The Sitting Ducks of Securities Class Action Litigation: Bio-Pharmas and the Need for Improved Evaluation of Scientific Data, by Stuart R. Cohn, University of Florida - Fredric G. Levin College of Law, and Erin M. Swick, White & Case LLP, was recently posted on SSRN. Here is the abstract:
Rule 10b-5, a powerful weapon against any publicly-listed company whose share price drops on adverse news, is particularly skewed against pharmaceutical and other bio-technology companies (bio-pharmas). It is not a coincidence that there is a disproportionate number of class actions filed against bio-pharmas. The volume and complexity of data underlying most bio-pharma cases create enormous outcome uncertainties, settlement pressures, and potentially huge contingent liabilities over substantial periods of time. The vulnerability and risks that bio-pharmas face in Rule 10b-5 class actions are unique among all publicly-traded industries, yet many cases proceed along traditional grounds without courts employing either their statutory or inherent powers to obtain objective expert assessment of the data underlying plaintiffs' claims. Most judges have neither the training nor the capacity to differentiate between the positions of opposing experts or to reach their own independent assessment of the research data.

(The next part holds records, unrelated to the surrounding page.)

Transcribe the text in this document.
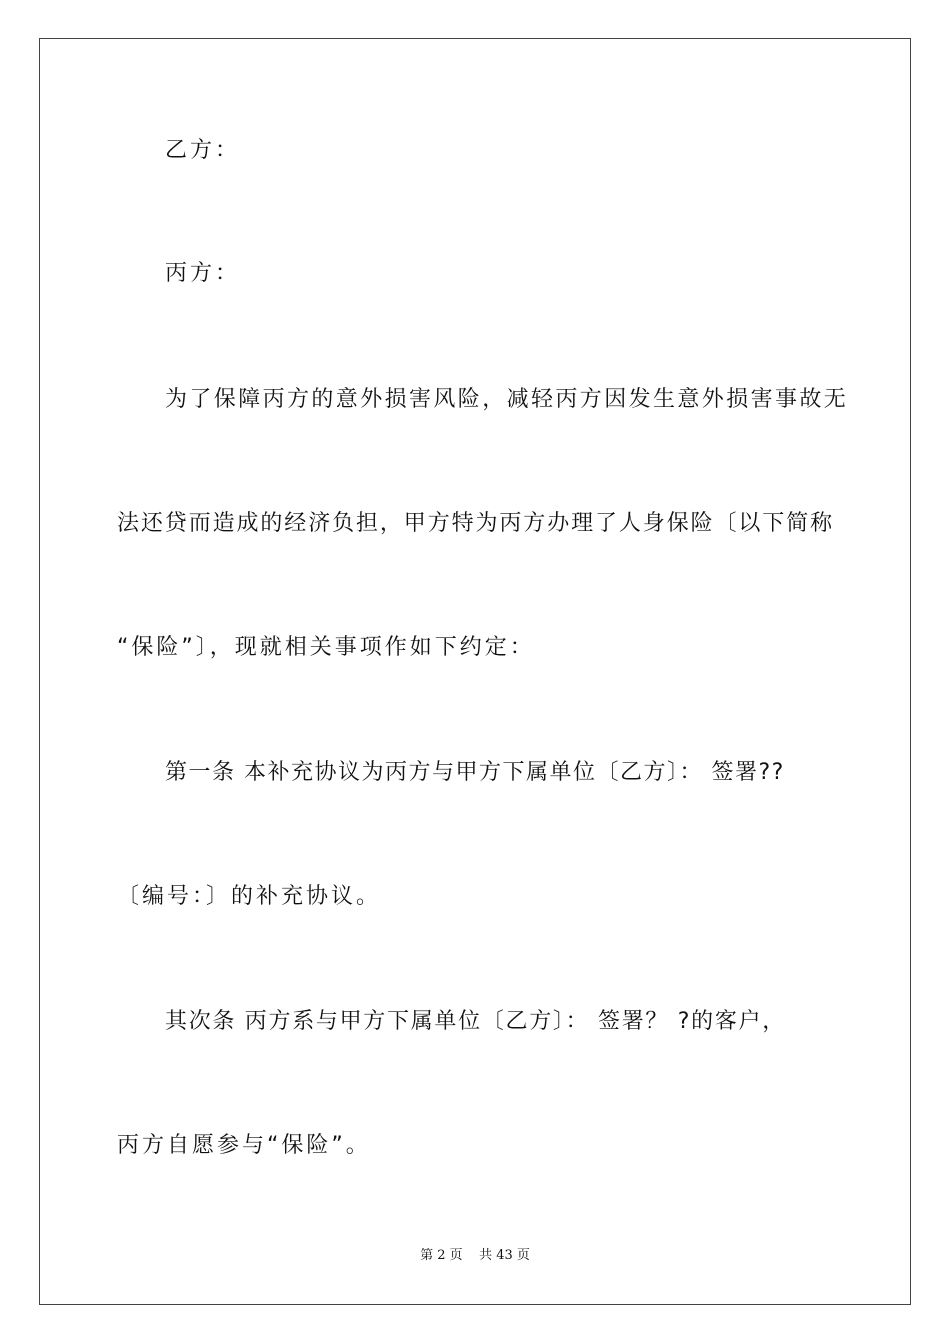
乙方：
丙方：
为了保障丙方的意外损害风险，减轻丙方因发生意外损害事故无
法还贷而造成的经济负担，甲方特为丙方办理了人身保险〔以下简称
“保险”〕，现就相关事项作如下约定：
第一条 本补充协议为丙方与甲方下属单位〔乙方〕： 签署??
〔编号：〕的补充协议。
其次条 丙方系与甲方下属单位〔乙方〕： 签署？ ?的客户，
丙方自愿参与“保险”。
第 2 页    共 43 页
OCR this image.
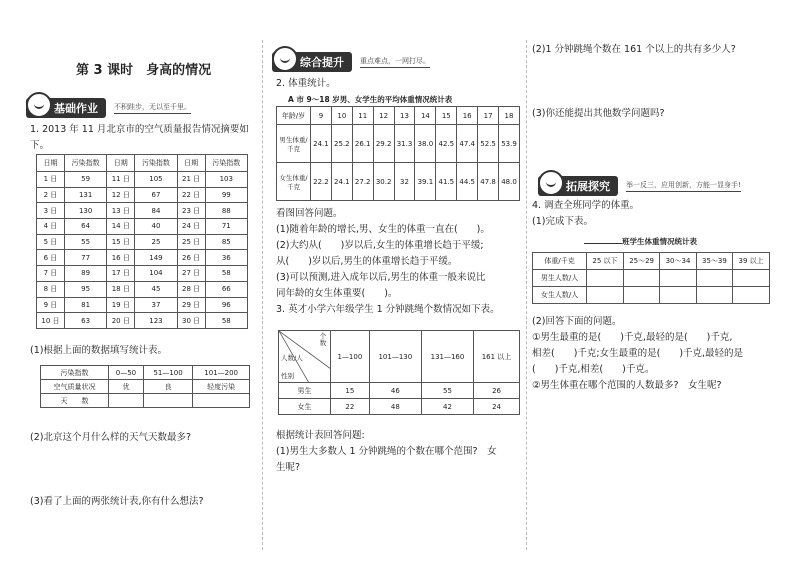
第 3 课时　身高的情况
基础作业	不积跬步，无以至千里。
1. 2013 年 11 月北京市的空气质量报告情况摘要如下。
日期	污染指数	日期	污染指数	日期	污染指数
1 日	59	11 日	105	21 日	103
2 日	131	12 日	67	22 日	99
3 日	130	13 日	84	23 日	88
4 日	64	14 日	40	24 日	71
5 日	55	15 日	25	25 日	85
6 日	77	16 日	149	26 日	36
7 日	89	17 日	104	27 日	58
8 日	95	18 日	45	28 日	66
9 日	81	19 日	37	29 日	96
10 日	63	20 日	123	30 日	58
(1)根据上面的数据填写统计表。
污染指数	0—50	51—100	101—200
空气质量状况	优	良	轻度污染
天　　数			
(2)北京这个月什么样的天气天数最多?
(3)看了上面的两张统计表,你有什么想法?
综合提升	重点难点，一网打尽。
2. 体重统计。
A 市 9～18 岁男、女学生的平均体重情况统计表
年龄/岁	9	10	11	12	13	14	15	16	17	18
男生体重/千克	24.1	25.2	26.1	29.2	31.3	38.0	42.5	47.4	52.5	53.9
女生体重/千克	22.2	24.1	27.2	30.2	32	39.1	41.5	44.5	47.8	48.0
看图回答问题。
(1)随着年龄的增长,男、女生的体重一直在(　　)。
(2)大约从(　　)岁以后,女生的体重增长趋于平缓;
从(　　)岁以后,男生的体重增长趋于平缓。
(3)可以预测,进入成年以后,男生的体重一般来说比
同年龄的女生体重要(　　)。
3. 英才小学六年级学生 1 分钟跳绳个数情况如下表。
个数
人数/人
性别	1—100	101—130	131—160	161 以上
男生	15	46	55	26
女生	22	48	42	24
根据统计表回答问题:
(1)男生大多数人 1 分钟跳绳的个数在哪个范围?　女
生呢?
(2)1 分钟跳绳个数在 161 个以上的共有多少人?
(3)你还能提出其他数学问题吗?
拓展探究	举一反三，应用创新，方能一显身手!
4. 调查全班同学的体重。
(1)完成下表。
班学生体重情况统计表
体重/千克	25 以下	25～29	30～34	35～39	39 以上
男生人数/人					
女生人数/人					
(2)回答下面的问题。
①男生最重的是(　　)千克,最轻的是(　　)千克,
相差(　　)千克;女生最重的是(　　)千克,最轻的是
(　　)千克,相差(　　)千克。
②男生体重在哪个范围的人数最多?　女生呢?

The unstated premise of the Supreme Court's Daubert v. Merrell Dow Pharmaceuticals opinion is that courts have an obligation to fully understand the evidence prior to any decision-making, and that the use of court-appointed experts will allow judges to decide motions to dismiss with greater confidence and accuracy. The early appointment of such experts may also have the salutary effect of causing plaintiffs to pause and consider whether the claims are sufficient to warrant the up-front imposition of court-appointed expert costs. If courts begin to recognize in greater numbers the importance of obtaining objective expert testimony, we believe that a more level playing field will evolve to reduce the disproportionate vulnerability of bio-pharmas to securities law class actions.